A formal after action review of the city's winter weather response gathered input from more than 100 drivers, supervisors and senior leaders, uncovering six specific failures: an inability to distinguish between snow and ice conditions, staffing shortages, equipment downtime, communication breakdowns, training gaps and no clear chain of command.

"It's not necessarily easy to hear the results of an after action plan," Gorton said. "But what this does, is it tells us what we need to do better."

On Tuesday, Gorton will ask the Urban County Council to approve agreements with eight private contractors to supplement city crews. Acting commissioner of Environmental Quality and Public Works Charlie Martin said the contractors are a critical piece of the plan.

"We're going to be developing performance metrics that tell us whether we can cover these 44 routes in a way that is efficient and effective at the same time," Martin said. "When they're not, having eight contractors in our hip pocket will help a lot."

But Martin said contractors alone won't fix the problem.

"What I found is that the contractors lacked clear direction as well," Martin said. "Taking this list of aid and coming up with standard operating procedure for them — including how they mobilize, how long they stay mobilized, how they become part of the team and are another arm of urban county government — that is what I think was missing last year as much as anything else."
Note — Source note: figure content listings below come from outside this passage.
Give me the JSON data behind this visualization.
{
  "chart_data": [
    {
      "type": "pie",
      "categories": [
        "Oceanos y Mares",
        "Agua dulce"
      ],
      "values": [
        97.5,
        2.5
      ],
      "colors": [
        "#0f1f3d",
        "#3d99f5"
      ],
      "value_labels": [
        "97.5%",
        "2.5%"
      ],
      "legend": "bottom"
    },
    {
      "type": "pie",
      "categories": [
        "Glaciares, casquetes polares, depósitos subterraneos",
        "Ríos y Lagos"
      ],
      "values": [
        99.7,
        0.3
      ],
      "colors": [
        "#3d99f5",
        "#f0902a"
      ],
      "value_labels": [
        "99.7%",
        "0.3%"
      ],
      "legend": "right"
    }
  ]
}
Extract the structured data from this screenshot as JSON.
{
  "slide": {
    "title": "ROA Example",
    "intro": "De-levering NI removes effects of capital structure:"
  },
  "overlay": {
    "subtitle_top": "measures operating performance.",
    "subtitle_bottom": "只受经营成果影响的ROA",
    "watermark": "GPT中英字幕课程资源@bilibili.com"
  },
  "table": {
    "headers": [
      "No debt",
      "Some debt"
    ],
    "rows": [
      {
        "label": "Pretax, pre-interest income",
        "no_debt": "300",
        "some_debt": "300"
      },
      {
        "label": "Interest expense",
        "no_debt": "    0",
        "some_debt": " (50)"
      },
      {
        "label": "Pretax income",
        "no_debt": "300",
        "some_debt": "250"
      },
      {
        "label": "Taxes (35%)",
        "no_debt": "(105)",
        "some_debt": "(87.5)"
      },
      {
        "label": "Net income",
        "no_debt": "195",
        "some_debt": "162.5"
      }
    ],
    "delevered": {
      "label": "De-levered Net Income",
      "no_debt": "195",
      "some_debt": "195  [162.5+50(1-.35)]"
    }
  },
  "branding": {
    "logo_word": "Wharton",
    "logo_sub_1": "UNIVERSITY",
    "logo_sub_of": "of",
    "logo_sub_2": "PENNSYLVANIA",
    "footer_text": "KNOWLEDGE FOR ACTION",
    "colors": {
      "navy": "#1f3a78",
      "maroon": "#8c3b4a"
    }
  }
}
Martin also identified communication as a critical gap in the city's current plan.

"It seems like the plan we had, it's great reading and stuff like that, but it's not an action plan," Martin said. "There needs to be an action plan that can be adjusted accordingly so everyone knows what's gonna happen."

Gorton said she will appoint a work group — including City Council members and key staff — to begin implementing the review's recommendations. She also said her upcoming fiscal year 2026-27 budget proposal will include new resources dedicated to ice storm preparedness.